The game plays out in three basic modes. The strategy mode is the most self-explanatory one. You will amass an army and in a series of battles, advance to the enemy capital and try to take it. The second mode, the one the game is best known for, is the jousting mode. Here, you will gallop against an enemy knight and try to knock him down from his saddle. The reward is either fame (reputation increase) or land. The third mode is a side scrolling combat, called "raid", where your goal is either to defeat the enemy for money or capture the damsel in distress.

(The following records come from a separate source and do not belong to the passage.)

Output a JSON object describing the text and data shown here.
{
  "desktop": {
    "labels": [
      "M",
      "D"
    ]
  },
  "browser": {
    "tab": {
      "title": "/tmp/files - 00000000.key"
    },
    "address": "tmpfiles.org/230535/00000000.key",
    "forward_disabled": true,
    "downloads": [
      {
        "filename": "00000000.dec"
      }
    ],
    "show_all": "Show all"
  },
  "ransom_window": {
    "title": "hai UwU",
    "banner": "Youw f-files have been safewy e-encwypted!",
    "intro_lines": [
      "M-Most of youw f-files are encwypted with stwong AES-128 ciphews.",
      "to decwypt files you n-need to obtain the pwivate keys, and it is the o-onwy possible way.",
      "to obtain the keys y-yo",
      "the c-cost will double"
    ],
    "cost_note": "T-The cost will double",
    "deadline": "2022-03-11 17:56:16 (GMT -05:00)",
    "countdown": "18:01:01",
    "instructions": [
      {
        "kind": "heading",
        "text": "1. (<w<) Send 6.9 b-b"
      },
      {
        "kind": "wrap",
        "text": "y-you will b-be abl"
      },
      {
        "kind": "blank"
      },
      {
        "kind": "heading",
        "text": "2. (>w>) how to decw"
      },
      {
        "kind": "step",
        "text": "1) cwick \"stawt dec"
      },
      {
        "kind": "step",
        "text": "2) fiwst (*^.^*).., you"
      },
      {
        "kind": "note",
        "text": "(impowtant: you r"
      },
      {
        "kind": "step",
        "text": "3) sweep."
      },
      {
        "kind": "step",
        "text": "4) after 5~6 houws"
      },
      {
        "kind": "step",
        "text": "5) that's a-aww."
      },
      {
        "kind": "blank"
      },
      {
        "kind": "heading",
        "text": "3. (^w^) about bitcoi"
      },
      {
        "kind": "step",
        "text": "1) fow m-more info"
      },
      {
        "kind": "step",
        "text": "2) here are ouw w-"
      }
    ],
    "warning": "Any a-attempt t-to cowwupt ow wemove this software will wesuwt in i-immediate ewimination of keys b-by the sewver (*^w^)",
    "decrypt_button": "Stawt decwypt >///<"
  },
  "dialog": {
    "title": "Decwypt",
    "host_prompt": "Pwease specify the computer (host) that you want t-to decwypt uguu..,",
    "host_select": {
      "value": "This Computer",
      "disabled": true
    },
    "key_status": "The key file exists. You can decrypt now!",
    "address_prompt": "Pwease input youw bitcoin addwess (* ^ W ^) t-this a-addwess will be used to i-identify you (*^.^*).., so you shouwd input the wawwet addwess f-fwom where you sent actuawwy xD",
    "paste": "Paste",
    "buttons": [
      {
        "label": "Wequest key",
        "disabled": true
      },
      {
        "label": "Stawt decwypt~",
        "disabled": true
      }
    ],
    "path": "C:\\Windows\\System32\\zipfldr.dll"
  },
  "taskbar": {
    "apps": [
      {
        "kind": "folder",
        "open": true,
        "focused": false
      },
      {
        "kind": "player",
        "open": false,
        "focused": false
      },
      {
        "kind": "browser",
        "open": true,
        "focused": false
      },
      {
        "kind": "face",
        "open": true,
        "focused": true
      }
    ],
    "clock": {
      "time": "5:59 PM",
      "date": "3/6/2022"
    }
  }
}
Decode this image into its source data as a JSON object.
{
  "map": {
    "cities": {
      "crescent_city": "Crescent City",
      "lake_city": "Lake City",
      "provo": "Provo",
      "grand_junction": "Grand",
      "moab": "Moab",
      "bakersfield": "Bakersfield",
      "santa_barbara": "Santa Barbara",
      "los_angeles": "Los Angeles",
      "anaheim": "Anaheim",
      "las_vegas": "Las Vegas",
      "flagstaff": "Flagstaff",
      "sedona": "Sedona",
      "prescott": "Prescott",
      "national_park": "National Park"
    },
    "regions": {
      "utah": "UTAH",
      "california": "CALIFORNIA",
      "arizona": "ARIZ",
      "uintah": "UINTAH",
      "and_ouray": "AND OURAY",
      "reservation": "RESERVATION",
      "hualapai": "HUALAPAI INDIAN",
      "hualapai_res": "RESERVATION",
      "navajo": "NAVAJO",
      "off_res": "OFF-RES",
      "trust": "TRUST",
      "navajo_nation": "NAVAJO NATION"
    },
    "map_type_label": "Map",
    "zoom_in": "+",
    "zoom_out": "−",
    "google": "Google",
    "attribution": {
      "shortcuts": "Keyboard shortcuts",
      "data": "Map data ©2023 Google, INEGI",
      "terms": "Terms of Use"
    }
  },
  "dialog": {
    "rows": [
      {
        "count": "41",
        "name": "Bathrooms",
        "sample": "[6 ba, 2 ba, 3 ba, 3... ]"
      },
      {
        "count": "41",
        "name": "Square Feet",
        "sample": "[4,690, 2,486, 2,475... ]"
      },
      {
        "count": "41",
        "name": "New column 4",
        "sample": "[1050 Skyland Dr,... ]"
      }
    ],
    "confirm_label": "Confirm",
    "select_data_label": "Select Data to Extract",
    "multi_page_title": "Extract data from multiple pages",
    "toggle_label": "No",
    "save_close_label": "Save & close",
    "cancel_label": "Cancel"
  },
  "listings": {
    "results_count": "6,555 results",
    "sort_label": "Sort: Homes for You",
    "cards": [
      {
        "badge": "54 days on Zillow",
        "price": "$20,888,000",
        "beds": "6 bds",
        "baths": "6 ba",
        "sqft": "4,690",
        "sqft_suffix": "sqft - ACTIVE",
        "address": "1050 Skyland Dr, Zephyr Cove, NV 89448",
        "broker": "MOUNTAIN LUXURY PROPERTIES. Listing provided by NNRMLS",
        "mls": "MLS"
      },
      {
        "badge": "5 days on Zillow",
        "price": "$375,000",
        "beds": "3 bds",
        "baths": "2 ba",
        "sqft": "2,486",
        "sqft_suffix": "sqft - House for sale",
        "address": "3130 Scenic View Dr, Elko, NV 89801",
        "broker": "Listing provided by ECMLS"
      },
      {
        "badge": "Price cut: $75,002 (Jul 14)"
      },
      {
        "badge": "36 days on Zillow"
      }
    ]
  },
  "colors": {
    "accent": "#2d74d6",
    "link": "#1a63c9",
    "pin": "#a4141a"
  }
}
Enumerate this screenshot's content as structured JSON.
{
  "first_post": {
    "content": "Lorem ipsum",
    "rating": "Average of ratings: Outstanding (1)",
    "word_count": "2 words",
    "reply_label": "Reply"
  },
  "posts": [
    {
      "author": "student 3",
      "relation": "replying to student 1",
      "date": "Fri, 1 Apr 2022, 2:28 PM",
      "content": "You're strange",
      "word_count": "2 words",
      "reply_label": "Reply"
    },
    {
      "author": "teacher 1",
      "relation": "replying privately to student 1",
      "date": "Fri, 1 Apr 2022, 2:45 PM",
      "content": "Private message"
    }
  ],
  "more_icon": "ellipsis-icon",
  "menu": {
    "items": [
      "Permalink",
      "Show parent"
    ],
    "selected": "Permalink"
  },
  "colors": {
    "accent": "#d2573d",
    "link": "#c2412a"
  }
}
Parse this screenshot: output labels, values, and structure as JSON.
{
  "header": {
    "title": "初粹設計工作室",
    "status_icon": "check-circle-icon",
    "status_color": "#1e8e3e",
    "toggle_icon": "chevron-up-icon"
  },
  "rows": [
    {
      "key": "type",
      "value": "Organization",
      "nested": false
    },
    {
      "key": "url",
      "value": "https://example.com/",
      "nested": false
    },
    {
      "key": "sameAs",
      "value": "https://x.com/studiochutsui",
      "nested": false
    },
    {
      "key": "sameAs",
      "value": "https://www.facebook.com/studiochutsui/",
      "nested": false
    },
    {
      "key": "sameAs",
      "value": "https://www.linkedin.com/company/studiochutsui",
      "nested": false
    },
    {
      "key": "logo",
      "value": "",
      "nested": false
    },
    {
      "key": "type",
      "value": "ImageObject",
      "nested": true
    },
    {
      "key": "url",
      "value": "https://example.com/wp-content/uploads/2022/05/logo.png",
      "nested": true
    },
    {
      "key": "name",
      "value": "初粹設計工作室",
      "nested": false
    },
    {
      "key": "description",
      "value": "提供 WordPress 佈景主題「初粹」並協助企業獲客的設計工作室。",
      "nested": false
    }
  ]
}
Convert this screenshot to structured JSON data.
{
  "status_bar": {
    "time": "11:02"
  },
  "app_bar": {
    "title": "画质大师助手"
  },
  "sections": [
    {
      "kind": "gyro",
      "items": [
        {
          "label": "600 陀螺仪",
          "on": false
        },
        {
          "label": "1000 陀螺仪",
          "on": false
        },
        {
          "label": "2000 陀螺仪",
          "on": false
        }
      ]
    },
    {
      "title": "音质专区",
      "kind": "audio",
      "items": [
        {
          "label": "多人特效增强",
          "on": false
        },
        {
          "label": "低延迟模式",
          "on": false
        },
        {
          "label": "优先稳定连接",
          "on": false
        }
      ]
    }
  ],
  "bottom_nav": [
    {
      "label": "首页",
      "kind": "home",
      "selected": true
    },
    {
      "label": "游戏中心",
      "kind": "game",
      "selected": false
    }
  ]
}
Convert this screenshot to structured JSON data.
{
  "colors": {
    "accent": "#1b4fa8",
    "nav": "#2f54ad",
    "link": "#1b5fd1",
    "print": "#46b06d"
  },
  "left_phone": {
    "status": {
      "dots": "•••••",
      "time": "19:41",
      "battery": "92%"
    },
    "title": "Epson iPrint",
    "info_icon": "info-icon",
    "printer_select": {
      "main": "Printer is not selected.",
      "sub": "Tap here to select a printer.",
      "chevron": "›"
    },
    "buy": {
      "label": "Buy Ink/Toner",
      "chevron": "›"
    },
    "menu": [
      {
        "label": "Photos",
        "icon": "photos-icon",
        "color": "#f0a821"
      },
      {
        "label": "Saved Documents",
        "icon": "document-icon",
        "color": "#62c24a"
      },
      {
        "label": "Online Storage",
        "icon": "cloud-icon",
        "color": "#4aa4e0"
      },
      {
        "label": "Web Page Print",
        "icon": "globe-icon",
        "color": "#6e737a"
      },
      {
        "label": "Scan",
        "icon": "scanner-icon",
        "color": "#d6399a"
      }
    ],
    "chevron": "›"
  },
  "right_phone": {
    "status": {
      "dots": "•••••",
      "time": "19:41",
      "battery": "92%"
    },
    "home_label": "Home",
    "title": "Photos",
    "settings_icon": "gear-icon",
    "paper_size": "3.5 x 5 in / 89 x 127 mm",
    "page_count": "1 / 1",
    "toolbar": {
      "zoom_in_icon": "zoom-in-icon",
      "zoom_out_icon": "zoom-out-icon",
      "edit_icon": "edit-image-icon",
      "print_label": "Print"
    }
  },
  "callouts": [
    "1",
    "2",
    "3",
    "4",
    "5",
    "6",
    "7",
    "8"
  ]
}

The game was almost perfect. The blend of the three styles was superb, balancing the game very well. Some more subtle requirements, such as the necessity for high reputation and the need to fill your war chest required the player to engage into all three major activities. The cut scenes and great music (in the Amiga and EGA versions) just enhanced the overall experience. The graphics were unsurpassed. The Amiga version served for many retailers as a demo to present the graphical capabilities of the computer. The EGA version closely copied these graphics. The CGA version was much weaker. At four colors, the game lacked in detail and realism. However, the "shaking" screen during the joust has completely offset this deficiency.
I have only one gripe about the game: sometimes, finishing it would be pretty simple, other times nearly impossible. The game used some kind of algorithm I never figured out that set the difficulty level. There were games where I moved across England unchallenged, and other games where I was almost immediately attacked (and killed) by two or more factions and where I suddenly could not find my aim in the arcade sequences, while the enemy always found the target.
In 2002, Cinemaware has released the game with much improved graphics. It is sad that the result was less than stellar: the graphics were a notch below present standards, and the current gaming market does not appreciate this kind of complex games anymore. However, Cinemaware is also one of only a handful companies that cares about its old games, and offers the game for free download on its site. It would be a shame to pass on the opportunity to play one of the greatest games of all time?